Теперь улыбнулся Мордвинов.

– Даже так?

– Именно так, Вы помните, товарищ полковник, когда я обратилась к вам с просьбой насчет Владимира Афанасьевича, – вы ведь отнеслись к этому иронически? А сегодня перед началом конференции что вы мне сказали? Ну что? Кстати, без всякого повода с моей стороны…

Начсанупр молчал.

– Вы сказали: такой хирург нужен на главной базе. Вы сказали: это точка зрения самого Харламова. Так?

Мордвинов слегка обогнал Вересову, на ходу повернулся и остановился перед Володей.

– Теперь вам понятно, почему я не могу оголить сто двадцать шестой? спросил он Володю. – Или все еще непонятно? Приказ о вашем переводе будет подписан на этих днях.

– Приказ не будет подписан! – холодно ответил Устименко.

– То есть как это?

– Очень просто: я ведь вас предупредил, что обращусь к командующему!

– Владимир Афанасьевич! – с мягкой укоризной прервала его Вера. – Но если…

Он не дослушал. Сердито вздернув голову, он ушел от них – и от Веры Николаевны, и от начальства. Командующий не даст в обиду старух, недаром Этого человека так любили на флоте.

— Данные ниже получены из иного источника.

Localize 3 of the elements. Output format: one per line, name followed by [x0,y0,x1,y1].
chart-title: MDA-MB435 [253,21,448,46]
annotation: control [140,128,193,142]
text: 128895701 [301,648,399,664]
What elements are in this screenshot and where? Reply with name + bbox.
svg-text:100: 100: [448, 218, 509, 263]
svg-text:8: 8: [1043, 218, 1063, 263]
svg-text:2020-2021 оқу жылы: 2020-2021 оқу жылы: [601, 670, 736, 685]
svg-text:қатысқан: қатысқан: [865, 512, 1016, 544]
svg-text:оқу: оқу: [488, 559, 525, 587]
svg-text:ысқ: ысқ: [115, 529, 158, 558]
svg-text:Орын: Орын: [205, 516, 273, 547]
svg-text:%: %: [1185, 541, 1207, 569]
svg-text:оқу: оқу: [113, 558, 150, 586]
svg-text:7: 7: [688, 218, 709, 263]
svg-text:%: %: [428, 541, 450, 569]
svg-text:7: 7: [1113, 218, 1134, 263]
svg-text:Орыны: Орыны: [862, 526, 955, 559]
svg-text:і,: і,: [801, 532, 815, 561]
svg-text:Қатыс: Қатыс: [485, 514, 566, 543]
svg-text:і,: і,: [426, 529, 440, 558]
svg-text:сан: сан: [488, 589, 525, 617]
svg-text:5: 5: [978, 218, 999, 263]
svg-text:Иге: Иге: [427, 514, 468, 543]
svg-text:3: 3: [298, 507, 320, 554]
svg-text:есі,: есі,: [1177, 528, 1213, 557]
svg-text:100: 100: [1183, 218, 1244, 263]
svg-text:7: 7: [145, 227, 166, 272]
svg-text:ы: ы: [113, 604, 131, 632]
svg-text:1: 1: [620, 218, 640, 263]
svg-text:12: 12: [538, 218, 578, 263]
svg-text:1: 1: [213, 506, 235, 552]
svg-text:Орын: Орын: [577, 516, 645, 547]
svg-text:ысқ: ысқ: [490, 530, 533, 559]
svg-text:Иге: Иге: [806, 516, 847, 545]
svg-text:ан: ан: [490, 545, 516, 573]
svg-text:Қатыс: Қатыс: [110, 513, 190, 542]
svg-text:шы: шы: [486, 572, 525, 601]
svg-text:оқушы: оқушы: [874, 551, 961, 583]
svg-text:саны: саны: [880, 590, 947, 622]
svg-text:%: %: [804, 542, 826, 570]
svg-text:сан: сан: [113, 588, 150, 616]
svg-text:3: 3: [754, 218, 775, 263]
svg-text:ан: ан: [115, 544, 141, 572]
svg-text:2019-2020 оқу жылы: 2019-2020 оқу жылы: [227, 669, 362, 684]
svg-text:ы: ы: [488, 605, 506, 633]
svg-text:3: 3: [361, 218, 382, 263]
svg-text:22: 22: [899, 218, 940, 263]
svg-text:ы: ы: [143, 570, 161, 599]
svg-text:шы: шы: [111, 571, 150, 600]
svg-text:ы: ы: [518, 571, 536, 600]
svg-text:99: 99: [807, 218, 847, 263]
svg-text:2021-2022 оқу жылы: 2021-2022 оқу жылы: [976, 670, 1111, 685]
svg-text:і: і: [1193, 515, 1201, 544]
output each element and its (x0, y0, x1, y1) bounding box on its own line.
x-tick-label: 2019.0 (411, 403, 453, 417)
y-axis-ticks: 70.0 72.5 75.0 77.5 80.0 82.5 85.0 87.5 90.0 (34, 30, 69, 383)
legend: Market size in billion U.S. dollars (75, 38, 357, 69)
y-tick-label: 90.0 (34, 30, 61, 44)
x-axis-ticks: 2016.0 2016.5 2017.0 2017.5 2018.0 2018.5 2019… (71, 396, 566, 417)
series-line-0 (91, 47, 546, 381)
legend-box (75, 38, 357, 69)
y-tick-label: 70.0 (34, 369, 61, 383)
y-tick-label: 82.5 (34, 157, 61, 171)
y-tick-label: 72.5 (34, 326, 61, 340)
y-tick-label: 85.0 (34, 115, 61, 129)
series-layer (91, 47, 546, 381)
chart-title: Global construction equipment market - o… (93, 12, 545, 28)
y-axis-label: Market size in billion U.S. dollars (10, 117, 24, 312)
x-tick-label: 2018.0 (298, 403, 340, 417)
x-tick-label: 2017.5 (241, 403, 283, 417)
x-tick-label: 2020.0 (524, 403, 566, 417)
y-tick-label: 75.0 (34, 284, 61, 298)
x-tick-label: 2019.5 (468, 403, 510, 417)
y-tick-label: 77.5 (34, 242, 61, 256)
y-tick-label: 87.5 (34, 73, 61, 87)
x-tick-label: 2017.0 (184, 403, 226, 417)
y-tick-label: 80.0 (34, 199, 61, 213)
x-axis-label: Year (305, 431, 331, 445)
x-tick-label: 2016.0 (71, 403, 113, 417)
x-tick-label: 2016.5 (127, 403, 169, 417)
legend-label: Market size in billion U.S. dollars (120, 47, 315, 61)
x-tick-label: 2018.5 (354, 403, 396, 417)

Разумеется, он наживет себе неприятности, но к адмиралу прорвется, тем более что, по слухам, к нему не так уж трудно попасть. И он попадет!

– Вы скушали этот бутерброд? – спросила Ашхен, когда Володя сел с ней рядом. – Я думала, что это с гуталином, а там китовина.

– Что? – быстро спросил Володя.

– Это из кита, – сказала Оганян. – Говорят, очень полезно. И как мило, что есть буфетик. Все-таки молодчина Мордвинов, умеет развернуться… Кстати, вы заметили, что от всех решительно пахнет духами «Ландыш»?

– Заметил.

– Тоже Мордвинов. Перед началом конференции, с утра, тут был открыт киоск Военфлотторга. На каждый пригласительный билет можно было получить флакончик этих духов, два подворотничка и лезвия для бритв. Но мы опоздали. Мы всегда с вами опаздываем, Володечка! И теперь от всех пахнет ландышем, а от нас нет. И Зиночке я не привезу гостинец.

– Ничего, достанем! – угрюмо пообещал Володя.

После перерыва, когда президиум начал занимать свои места за столом под сенью цветущих испанских деревьев, вдруг раздались аплодисменты. Оказалось – приехали армейцы из соседствующих с флотом сухопутных частей. И теперь в саду гранда сидели не только флотские врачи в синих кителях, но и армейские медики – в гимнастерках защитного цвета и в тяжелых высоких сапогах.